當所有參數設定完畢,我們就可以調用這個kernel
cl_int clEnqueueNDRangeKernel(
cl_command_queue command_queue,
cl_kernel kernel,
cl_uint work_dim, // Choose if we are using 1D, 2D or 3D work-items and work-groups
const size_t *global_work_offset,
const size_t *global_work_size, // The total number of work-items (must have work_dim dimensions)
const size_t *local_work_size, // The number of work-items per work-group (must have work_dim dimensions)

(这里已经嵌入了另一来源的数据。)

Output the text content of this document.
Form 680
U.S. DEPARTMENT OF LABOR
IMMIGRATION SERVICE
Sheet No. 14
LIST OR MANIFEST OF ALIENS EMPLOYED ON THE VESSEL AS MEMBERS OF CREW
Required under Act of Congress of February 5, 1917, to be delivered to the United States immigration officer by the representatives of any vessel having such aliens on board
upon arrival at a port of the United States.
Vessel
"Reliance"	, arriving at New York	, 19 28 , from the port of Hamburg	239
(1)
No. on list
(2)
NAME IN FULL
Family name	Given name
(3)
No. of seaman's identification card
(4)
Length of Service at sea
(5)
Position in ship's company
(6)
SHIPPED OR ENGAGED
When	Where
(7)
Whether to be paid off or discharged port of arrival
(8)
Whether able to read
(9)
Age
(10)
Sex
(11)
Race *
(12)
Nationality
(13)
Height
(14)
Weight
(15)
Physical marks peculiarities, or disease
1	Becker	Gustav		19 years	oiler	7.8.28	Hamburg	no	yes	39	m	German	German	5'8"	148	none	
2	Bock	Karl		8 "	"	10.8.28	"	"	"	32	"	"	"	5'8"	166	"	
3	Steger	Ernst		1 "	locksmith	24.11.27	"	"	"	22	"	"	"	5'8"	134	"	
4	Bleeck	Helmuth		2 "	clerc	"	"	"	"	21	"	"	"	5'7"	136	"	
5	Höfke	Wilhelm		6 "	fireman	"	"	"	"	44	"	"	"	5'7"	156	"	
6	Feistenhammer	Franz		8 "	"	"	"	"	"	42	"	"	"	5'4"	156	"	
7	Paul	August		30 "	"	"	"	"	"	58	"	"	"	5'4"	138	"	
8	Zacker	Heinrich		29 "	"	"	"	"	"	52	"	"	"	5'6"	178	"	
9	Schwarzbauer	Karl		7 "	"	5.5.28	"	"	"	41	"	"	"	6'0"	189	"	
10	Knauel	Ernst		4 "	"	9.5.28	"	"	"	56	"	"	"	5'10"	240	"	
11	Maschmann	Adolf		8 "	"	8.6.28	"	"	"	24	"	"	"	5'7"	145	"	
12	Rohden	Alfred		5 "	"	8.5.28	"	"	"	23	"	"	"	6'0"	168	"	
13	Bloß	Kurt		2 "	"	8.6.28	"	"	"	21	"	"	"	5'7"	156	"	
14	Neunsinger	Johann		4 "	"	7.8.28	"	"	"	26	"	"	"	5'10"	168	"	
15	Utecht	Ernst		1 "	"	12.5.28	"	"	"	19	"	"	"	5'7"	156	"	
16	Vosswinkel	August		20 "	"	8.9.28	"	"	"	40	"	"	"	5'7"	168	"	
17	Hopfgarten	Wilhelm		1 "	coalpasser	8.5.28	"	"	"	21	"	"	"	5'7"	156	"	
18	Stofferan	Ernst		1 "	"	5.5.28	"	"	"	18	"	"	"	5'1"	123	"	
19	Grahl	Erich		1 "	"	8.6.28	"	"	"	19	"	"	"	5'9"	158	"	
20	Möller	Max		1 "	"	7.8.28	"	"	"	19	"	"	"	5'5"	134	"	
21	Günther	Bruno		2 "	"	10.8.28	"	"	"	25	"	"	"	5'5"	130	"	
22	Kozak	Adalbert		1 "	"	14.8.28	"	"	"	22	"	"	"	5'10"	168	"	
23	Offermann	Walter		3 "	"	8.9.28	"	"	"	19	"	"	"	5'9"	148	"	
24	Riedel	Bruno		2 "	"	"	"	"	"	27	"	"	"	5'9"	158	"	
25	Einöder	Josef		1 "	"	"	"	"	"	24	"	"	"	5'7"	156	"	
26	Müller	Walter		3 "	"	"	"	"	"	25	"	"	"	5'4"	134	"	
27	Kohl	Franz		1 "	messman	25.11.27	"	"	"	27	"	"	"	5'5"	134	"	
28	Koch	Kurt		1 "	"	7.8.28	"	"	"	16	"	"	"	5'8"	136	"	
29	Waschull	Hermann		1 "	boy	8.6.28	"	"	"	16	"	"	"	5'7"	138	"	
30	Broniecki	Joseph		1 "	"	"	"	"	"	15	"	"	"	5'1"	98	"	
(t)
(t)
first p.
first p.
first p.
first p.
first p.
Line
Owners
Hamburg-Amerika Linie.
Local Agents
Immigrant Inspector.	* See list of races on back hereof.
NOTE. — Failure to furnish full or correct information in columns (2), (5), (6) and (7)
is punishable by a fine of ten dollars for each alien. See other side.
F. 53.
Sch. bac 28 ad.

cl_uint num_events_in_wait_list,
const cl_event *event_wait_list,
cl_event *event);
// Enqueuing parameters
// Note that we inform the size of the cl_mem object, not the size of the memory pointed by it
error = clSetKernelArg(vector_add_k, 0, sizeof(cl_mem), &src_a_d);
error |= clSetKernelArg(vector_add_k, 1, sizeof(cl_mem), &src_b_d);
error |= clSetKernelArg(vector_add_k, 2, sizeof(cl_mem), &res_d);
error |= clSetKernelArg(vector_add_k, 3, sizeof(size_t), &size);
assert(error == CL_SUCCESS);
// Launching kernel
const size_t local_ws = 512; // Number of work-items per work-group
// shrRoundUp returns the smallest multiple of local_ws bigger than size
const size_t global_ws = shrRoundUp(local_ws, size); // Total number of work-items
error = clEnqueueNDRangeKernel(queue, vector_add_k, 1, NULL, &global_ws, &local_ws, 0, NULL, NULL);
assert(error == CL_SUCCESS);
讀取結果
讀取結果非常簡單。與之前講到的寫入記憶體(裝置記憶體)的操作相似,現在我們需要存入隊列一個讀取緩沖區的操作
cl_int clEnqueueReadBuffer (
cl_command_queue command_queue,
cl_mem buffer, // 從哪個buffer
cl_bool blocking_read, // 是否讀阻塞
size_t offset, // 對開始的偏移
size_t cb, // 要讀的位元組大小
void *ptr, // 主機的記憶體指針
cl_uint num_events_in_wait_list,
const cl_event *event_wait_list,
cl_event *event);
使用示例
float* check = new float[size];
clEnqueueReadBuffer(queue, res_d, CL_TRUE, 0, mem_size, check, 0, NULL, NULL);
清理記憶體
使用clCreate申請的(緩沖區、kernel、隊列)必須使用clRelease釋放
delete[] src_a_h;
delete[] src_b_h;
delete[] res_h;
delete[] check;
clReleaseKernel(vector_add_k);
clReleaseCommandQueue(queue);
clReleaseContext(context);
clReleaseMemObject(src_a_d);
clReleaseMemObject(src_b_d);
clReleaseMemObject(res_d);